Dare Devil Dive is a steel roller coaster at Six Flags Over Georgia. Designed by German company Gerstlauer, Dare Devil Dive is based on the company's Euro-Fighter model, and features a 95 ft-tall vertical lift hill, a 95° first drop, three inversions and a top speed of 52 mph. It is also the first Euro-Fighter to debut a new lap-bar restraint system, replacing the more common over-the-shoulder harnesses.

==History==
First announced on September 1, 2010, Dare Devil Dive was placed in the park's USA section, which also includes the Goliath roller coaster. The park demolished its long-standing Drive-in theater building in the spring of 2010 and removed its indoor Eli Bridge Scrambler "Shake Rattle and Roll" in the fall of that year. Also, the park's former Freefall attraction, a first-generation Intamin freefall tower, was located adjacent to the theater until it was removed after the 2006 season. The park added a construction blog to follow the construction of the roller coaster. In December 2010, Six Flags Over Georgia released a CGI video of Dare Devil Dive, showcasing the ride's layout and theming.

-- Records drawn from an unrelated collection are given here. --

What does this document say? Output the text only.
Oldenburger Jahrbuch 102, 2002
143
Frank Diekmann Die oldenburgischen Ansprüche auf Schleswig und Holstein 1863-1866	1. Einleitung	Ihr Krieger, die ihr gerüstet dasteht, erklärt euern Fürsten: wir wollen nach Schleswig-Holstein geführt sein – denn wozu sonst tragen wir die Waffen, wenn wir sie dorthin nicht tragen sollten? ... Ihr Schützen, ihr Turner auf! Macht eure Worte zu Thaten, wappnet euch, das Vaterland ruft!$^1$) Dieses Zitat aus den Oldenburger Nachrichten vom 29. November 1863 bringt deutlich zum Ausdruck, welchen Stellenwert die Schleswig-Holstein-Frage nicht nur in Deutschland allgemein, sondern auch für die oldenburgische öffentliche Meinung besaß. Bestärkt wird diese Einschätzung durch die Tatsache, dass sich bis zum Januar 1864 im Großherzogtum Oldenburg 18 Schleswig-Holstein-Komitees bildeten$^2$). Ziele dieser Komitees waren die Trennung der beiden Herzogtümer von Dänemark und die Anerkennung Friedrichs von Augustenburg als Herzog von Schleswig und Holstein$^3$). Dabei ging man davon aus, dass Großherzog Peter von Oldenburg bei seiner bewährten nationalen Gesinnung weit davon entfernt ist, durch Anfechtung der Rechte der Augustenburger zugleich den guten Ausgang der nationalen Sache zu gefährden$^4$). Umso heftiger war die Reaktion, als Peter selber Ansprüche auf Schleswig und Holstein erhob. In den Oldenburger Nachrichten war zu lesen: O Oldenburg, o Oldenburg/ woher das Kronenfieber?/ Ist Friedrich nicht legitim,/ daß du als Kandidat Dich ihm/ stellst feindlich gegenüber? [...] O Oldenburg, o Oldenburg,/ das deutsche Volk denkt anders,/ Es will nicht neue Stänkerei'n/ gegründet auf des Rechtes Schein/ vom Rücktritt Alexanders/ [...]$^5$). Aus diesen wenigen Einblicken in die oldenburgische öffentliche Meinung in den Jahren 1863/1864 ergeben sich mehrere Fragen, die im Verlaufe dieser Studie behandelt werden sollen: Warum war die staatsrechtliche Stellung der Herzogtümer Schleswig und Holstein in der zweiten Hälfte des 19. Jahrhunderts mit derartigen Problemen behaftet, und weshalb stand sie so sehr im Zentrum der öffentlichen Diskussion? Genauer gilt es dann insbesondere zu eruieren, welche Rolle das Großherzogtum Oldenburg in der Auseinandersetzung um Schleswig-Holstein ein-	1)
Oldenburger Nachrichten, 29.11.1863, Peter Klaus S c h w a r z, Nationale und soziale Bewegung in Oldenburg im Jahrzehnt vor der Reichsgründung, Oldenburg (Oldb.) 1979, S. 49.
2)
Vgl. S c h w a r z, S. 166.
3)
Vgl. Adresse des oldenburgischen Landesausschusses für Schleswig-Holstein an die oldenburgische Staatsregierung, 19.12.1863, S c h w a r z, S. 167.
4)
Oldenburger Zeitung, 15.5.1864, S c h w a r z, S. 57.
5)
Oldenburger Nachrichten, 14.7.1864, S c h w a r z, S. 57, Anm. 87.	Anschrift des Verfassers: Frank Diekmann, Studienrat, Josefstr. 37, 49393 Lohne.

The ride officially opened to the public on May 28, 2011, with soft opening for Season Passholders held the day prior. It was the second Gerstlauer Euro-Fighter to open in the Southeastern United States, with the first one being Mystery Mine at Dollywood.

Six Flags announced on March 3, 2016, that Dare Devil Dive would be among several rides at various parks that would receive a virtual reality (VR) upgrade. Riders aged 13 and older will have the option to wear Samsung Gear VR headsets, powered by Oculus, to create a 360-degree, 3D experience while riding. The illusion is themed to a fighter jet, where riders fly through a futuristic city as co-pilots battling alien invaders. The feature debuted with the coaster when the park opened for the 2016 season on March 12, 2016. Children 12 or younger will not be able to wear the headsets, and will have to ride Dare Devil Dive normally.

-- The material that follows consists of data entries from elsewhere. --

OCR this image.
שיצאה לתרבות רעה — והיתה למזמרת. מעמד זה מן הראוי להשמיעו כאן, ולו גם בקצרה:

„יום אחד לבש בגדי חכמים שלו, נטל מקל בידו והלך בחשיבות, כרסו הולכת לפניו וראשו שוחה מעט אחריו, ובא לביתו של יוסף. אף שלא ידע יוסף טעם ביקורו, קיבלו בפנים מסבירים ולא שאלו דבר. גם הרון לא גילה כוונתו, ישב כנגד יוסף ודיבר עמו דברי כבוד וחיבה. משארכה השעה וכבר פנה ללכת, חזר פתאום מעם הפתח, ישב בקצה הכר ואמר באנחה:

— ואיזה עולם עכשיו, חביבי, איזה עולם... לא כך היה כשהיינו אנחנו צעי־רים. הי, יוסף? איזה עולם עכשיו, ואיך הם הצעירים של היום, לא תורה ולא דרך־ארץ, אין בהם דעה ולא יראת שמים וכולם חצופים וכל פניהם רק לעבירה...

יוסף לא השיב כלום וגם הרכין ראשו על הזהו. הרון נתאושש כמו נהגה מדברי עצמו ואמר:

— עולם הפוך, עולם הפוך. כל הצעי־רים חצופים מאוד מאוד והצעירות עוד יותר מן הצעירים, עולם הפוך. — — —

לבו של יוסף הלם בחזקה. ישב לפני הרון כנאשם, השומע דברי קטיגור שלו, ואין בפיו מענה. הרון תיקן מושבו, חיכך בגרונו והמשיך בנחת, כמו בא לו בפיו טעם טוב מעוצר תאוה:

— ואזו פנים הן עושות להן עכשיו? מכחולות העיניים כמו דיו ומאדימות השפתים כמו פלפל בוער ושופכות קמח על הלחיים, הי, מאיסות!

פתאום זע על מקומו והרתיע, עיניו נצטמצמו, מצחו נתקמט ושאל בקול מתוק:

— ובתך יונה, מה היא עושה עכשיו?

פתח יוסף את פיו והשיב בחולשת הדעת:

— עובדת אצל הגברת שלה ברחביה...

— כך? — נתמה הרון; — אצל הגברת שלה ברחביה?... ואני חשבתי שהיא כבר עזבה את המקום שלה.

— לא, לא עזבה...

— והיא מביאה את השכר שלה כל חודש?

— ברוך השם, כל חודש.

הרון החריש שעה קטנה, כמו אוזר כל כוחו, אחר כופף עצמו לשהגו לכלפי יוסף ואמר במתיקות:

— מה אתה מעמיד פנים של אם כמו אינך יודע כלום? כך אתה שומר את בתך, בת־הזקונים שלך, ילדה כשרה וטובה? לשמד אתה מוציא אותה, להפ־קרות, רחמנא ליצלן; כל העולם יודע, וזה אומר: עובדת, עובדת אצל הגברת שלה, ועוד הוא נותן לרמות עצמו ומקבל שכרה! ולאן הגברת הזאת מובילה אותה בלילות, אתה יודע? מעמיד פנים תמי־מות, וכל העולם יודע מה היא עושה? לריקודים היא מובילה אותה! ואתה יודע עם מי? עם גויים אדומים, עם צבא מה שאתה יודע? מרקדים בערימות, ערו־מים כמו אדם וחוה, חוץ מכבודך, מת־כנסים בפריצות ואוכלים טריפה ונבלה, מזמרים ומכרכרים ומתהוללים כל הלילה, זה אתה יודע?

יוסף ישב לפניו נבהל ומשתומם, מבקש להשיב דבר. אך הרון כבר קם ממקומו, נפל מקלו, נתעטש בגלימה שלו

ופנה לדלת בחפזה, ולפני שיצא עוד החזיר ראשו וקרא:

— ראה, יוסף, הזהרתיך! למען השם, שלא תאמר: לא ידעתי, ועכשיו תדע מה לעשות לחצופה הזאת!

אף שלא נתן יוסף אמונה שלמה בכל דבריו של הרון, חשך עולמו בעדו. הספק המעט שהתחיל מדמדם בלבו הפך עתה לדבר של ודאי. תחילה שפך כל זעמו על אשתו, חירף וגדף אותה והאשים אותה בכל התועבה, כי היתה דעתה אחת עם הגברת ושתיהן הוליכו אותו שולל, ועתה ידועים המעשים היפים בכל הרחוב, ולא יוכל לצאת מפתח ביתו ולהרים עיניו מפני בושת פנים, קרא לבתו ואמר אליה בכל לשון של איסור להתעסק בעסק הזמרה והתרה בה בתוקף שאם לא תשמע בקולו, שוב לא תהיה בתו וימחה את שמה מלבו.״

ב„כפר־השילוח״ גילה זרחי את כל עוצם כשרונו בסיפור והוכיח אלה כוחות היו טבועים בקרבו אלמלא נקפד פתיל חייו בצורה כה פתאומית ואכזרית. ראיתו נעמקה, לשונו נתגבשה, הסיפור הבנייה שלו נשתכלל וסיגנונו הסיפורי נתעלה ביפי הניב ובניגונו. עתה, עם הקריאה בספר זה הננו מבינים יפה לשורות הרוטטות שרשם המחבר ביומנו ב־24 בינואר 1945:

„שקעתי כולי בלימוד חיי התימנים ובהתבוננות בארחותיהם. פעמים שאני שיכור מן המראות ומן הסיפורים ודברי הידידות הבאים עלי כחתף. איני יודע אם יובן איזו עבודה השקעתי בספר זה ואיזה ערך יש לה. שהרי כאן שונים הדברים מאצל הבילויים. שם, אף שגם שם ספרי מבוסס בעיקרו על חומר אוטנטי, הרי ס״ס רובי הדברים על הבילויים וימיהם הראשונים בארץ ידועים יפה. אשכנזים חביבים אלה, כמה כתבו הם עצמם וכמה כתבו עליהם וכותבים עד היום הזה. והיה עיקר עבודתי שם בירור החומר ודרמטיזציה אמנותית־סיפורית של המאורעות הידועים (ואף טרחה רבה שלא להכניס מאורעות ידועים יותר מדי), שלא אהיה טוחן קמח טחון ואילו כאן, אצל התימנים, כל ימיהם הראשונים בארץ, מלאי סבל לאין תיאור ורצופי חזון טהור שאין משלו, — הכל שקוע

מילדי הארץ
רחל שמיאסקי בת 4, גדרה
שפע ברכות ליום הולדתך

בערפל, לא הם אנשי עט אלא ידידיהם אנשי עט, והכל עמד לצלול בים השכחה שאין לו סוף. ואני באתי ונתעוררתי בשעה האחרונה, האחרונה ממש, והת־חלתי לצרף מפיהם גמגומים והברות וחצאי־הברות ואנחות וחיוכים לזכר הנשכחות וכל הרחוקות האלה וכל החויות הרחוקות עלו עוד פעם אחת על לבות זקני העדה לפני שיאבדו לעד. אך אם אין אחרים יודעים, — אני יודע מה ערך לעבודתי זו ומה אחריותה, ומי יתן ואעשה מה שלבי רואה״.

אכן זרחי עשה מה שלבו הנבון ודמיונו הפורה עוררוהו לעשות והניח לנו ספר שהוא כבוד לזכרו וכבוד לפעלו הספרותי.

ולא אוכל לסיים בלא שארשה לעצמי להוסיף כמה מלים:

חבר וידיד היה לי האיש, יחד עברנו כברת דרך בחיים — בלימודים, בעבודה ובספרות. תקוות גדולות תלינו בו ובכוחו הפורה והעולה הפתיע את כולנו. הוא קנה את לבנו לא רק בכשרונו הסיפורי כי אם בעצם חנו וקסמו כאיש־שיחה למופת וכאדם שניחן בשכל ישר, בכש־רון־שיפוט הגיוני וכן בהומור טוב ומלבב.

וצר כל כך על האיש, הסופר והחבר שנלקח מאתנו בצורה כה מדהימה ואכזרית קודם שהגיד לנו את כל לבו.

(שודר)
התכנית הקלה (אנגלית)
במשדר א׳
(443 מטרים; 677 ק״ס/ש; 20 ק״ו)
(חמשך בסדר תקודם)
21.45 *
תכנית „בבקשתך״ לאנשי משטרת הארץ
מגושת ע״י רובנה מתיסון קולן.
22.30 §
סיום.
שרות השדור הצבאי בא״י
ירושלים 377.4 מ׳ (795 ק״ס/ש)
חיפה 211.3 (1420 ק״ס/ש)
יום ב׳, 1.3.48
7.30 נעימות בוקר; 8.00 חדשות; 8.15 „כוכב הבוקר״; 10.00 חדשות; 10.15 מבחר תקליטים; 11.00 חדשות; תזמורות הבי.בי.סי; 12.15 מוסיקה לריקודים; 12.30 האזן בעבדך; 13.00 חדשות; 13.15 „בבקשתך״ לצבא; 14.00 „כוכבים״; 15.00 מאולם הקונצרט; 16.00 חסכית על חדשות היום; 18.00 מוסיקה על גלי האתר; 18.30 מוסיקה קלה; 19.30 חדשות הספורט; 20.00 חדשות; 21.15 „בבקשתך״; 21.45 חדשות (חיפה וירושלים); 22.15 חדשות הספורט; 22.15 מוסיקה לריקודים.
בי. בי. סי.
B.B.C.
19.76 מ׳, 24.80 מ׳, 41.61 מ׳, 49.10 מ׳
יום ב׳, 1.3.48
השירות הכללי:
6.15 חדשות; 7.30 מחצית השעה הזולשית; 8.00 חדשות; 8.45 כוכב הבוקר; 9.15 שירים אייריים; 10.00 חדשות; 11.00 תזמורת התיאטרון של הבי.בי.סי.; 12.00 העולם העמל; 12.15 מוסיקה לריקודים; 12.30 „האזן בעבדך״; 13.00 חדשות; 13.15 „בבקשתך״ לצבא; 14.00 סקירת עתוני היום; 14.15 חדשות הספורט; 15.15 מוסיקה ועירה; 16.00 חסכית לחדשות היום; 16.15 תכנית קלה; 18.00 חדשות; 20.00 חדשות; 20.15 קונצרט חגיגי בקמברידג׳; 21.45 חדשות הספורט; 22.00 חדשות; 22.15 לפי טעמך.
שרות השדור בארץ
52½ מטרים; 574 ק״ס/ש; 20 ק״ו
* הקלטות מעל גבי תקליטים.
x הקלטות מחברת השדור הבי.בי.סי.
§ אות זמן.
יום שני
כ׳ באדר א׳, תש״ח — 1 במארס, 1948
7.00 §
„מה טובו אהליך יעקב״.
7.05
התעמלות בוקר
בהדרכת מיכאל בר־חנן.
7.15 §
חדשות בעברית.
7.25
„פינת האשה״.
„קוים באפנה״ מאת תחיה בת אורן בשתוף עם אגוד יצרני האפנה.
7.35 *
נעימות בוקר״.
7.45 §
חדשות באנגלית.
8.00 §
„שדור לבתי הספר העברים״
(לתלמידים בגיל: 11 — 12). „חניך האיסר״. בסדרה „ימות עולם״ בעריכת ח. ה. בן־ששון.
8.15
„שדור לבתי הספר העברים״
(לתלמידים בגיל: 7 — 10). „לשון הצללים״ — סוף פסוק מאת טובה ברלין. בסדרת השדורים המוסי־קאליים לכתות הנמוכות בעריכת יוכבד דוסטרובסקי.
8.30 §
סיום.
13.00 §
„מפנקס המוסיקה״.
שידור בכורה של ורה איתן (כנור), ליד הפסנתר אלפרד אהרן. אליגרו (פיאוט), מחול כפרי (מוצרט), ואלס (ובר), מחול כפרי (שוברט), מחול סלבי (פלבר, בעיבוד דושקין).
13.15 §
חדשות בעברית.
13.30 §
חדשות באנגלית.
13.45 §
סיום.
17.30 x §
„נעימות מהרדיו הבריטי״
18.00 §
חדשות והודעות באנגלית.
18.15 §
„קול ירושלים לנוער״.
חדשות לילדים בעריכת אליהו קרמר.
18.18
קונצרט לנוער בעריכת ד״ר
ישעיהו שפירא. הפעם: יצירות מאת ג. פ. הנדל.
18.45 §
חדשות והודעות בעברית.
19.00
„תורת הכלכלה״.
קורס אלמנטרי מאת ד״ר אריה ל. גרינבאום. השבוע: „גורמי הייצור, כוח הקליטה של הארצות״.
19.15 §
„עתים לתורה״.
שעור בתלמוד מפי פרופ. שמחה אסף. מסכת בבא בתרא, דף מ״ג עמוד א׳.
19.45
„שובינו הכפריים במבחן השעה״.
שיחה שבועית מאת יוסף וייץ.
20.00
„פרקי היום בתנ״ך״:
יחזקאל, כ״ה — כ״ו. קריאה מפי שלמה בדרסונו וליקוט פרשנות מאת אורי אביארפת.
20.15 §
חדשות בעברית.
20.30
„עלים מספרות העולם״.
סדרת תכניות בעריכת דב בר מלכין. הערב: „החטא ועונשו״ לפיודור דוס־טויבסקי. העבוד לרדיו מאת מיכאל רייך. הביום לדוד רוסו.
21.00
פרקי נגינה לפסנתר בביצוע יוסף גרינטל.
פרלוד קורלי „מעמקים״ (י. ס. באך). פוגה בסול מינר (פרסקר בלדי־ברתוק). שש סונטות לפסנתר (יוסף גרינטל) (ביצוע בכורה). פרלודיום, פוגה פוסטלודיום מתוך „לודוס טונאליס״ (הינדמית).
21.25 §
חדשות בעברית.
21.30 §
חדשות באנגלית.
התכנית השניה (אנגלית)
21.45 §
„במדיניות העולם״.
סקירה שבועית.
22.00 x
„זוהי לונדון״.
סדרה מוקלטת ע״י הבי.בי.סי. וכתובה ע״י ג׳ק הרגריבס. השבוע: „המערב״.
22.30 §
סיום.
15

The next season, the VR was removed.

===Naming===
This is the second attraction to carry the "Dare Devil Dive" name in Six Flags Over Georgia's history. In 1996, the park added a Skycoaster attraction to its Cotton States section that was named "Fearless Freep's Dare Devil Dive". That name was inspired by a Bugs Bunny cartoon, High Diving Hare, in which Yosemite Sam attempts to coerce Bugs Bunny into performing a high-diving act when the show's star, Fearless Freep, is unavailable. In recent years, the park has renamed the attraction simply as "Sky Coaster."

==Track layout==
Like other Euro-Fighter models, Dare Devil Dive features a vertical lift hill, in this case 95 ft in height. Upon reaching the top, the car drops at a "beyond-vertical" angle of 95°, with the track curling slightly back under the top of the lift before leveling out. Unlike the other models, Dare Devil Dive uses a newly designed lap-bar restraint system, making it the first in the world to deploy it. The 2099 ft of track includes three inversions.

Dare Devil Dive begins as the car leaves the station and turns right to reach the vertical lift hill. Upon reaching the top, the car slowly crests the hill then drops toward the ground, passing through "rings of fire" before leveling out and climbing to enter the first inversion, a dive loop. As it exits, it drops back to the ground before climbing upwards to the right to enter a banked turn on its side, then diving down towards the right. It next enters the second inversion, an Immelman, returning to the ground then turning upwards to the left to enter the ride's mid-course brakes.

Exiting the brakes, the train makes a U-turn to the left, swinging around a "control tower" then crossing over the first drop before making another U-turn to the right through a tunnel, exiting into the final inversion, a heartline roll. After a final right-hand turn, the car reaches the final brake run and returns to the station.